Bangde Du^1*, Minghao Guo^2*, Songming He³, Ziyi Ye^3†, Xi Zhu², Weihang Su¹, Shuqi Zhu¹, Yujia Zhou¹, Yongfeng Zhang², Qingyao Ai^1†, Yiqun Liu¹

¹Tsinghua University ²Rutgers University ³Fudan University

^*Equal Contribution ^†Corresponding authors

Abstract

Large Language Models (LLMs) are exhibiting emergent human-like abilities and are increasingly envisioned as the foundation for simulating an individual's communication style, behavioral tendencies, and personality traits. However, current evaluations of LLM-based persona simulation remain limited: most rely on synthetic dialogues, lack systematic frameworks, and lack analysis of the capability requirement. To address these limitations, we introduce TwinVoice, a comprehensive benchmark for assessing persona simulation across diverse real-world contexts. TwinVoice encompasses three dimensions: Social Persona (public social interactions), Interpersonal Persona (private dialogues), and Narrative Persona (role-based expression). It further decomposes the evaluation of LLM performance into six fundamental capabilities, including opinion consistency, memory recall, logical reasoning, lexical fidelity, persona tone, and syntactic style.

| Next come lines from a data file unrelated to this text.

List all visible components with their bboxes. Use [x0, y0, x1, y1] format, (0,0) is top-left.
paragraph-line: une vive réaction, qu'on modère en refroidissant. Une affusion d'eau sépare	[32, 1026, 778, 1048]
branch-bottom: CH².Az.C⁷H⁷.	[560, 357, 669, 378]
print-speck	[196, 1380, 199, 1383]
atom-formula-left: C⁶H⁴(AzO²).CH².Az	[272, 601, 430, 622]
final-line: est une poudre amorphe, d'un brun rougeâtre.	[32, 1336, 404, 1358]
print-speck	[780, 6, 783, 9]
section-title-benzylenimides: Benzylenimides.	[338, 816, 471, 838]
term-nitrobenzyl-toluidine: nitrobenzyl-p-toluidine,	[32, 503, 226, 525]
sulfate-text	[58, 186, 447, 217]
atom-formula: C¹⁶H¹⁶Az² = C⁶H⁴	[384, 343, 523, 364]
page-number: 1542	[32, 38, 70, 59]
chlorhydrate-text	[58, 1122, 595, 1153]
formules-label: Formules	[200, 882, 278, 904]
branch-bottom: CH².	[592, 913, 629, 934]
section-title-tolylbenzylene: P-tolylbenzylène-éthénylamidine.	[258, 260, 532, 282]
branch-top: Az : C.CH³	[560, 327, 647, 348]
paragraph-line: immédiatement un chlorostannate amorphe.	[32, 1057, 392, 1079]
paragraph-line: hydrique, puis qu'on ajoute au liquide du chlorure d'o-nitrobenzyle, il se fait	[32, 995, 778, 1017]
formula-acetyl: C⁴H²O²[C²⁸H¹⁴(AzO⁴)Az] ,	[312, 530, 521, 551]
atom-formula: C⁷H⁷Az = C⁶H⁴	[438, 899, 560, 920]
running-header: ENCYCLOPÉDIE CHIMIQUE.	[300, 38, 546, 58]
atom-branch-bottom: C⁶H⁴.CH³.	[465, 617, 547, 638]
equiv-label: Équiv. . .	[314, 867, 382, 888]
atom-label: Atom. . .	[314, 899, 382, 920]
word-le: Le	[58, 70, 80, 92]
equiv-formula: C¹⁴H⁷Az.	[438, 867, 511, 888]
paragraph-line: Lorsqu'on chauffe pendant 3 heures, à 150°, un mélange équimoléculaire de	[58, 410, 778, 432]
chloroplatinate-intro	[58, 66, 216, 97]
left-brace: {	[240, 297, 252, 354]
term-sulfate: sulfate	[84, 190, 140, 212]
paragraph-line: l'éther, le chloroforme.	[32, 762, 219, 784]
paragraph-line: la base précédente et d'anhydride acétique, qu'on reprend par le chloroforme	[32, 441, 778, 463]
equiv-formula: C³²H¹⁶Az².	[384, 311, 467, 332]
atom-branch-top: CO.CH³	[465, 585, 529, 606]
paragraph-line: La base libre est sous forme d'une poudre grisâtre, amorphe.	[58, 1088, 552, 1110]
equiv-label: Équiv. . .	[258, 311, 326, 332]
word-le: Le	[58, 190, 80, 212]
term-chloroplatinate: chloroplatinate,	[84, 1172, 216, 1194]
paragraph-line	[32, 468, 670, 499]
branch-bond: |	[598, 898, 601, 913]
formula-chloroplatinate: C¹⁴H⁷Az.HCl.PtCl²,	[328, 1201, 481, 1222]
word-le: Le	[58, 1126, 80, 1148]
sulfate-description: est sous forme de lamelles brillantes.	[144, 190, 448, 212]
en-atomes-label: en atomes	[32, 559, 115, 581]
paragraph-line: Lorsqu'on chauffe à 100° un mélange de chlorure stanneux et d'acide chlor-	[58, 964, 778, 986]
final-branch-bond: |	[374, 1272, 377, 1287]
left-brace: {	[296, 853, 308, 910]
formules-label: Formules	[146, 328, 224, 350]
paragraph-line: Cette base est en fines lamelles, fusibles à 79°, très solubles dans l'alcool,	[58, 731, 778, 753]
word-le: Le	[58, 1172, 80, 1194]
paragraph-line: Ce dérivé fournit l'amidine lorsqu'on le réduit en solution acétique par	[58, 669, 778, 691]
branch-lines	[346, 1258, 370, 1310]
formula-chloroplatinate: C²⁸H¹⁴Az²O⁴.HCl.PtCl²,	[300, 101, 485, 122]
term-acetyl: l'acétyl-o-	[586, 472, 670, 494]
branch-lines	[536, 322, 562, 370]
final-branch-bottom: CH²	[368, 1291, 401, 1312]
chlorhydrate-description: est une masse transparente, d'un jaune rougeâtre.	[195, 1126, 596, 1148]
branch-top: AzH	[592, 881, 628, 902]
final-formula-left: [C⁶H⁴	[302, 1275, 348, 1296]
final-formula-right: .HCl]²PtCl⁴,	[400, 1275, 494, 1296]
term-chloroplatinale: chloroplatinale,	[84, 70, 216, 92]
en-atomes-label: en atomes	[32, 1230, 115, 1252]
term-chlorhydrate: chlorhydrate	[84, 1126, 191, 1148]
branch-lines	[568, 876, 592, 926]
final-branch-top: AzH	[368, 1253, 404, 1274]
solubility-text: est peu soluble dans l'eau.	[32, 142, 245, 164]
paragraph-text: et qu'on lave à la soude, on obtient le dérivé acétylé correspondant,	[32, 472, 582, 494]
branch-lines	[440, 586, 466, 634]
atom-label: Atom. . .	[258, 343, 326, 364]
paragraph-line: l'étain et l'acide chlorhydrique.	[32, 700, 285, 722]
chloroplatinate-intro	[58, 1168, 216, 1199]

Experimental results reveal that while advanced models achieve moderate accuracy, they remain insufficient in sustaining consistent persona simulation, especially lacking the capability of syntactic style and memory recall.

Overview

Figure 1: The framework of TwinVoice: (Left) The evaluation is structured across three core dimensions that represent distinct aspects of identity expression: Social Persona (public facing), Interpersonal Persona (private interaction), and Narrative Persona (fictional scenarios). The LLMs are prompted with a person’s historical context to simulate their behavior. The LLM’s ability for persona simulation is categorized into six fundamental capabilities. (Right) Experimental results averaged over three dimensions are presented.

Task Definition

Figure 2: TwinVoice experiment evaluation overview: Top: The LLMs are prompted with a specific persona’s history and tasked with a stimulus. Bottom: Three evaluation protocols: Discriminative: the model chooses among A–D, one of which is the ground truth persona behavior. Generative-Ranking: the model writes and an LLM - as- a-Judge selects the best candidate, yielding Acc.(Gen). Generative–Scoring: the model writes and the Judge rates similarity on opinion, logic, and style, yielding Score(Gen).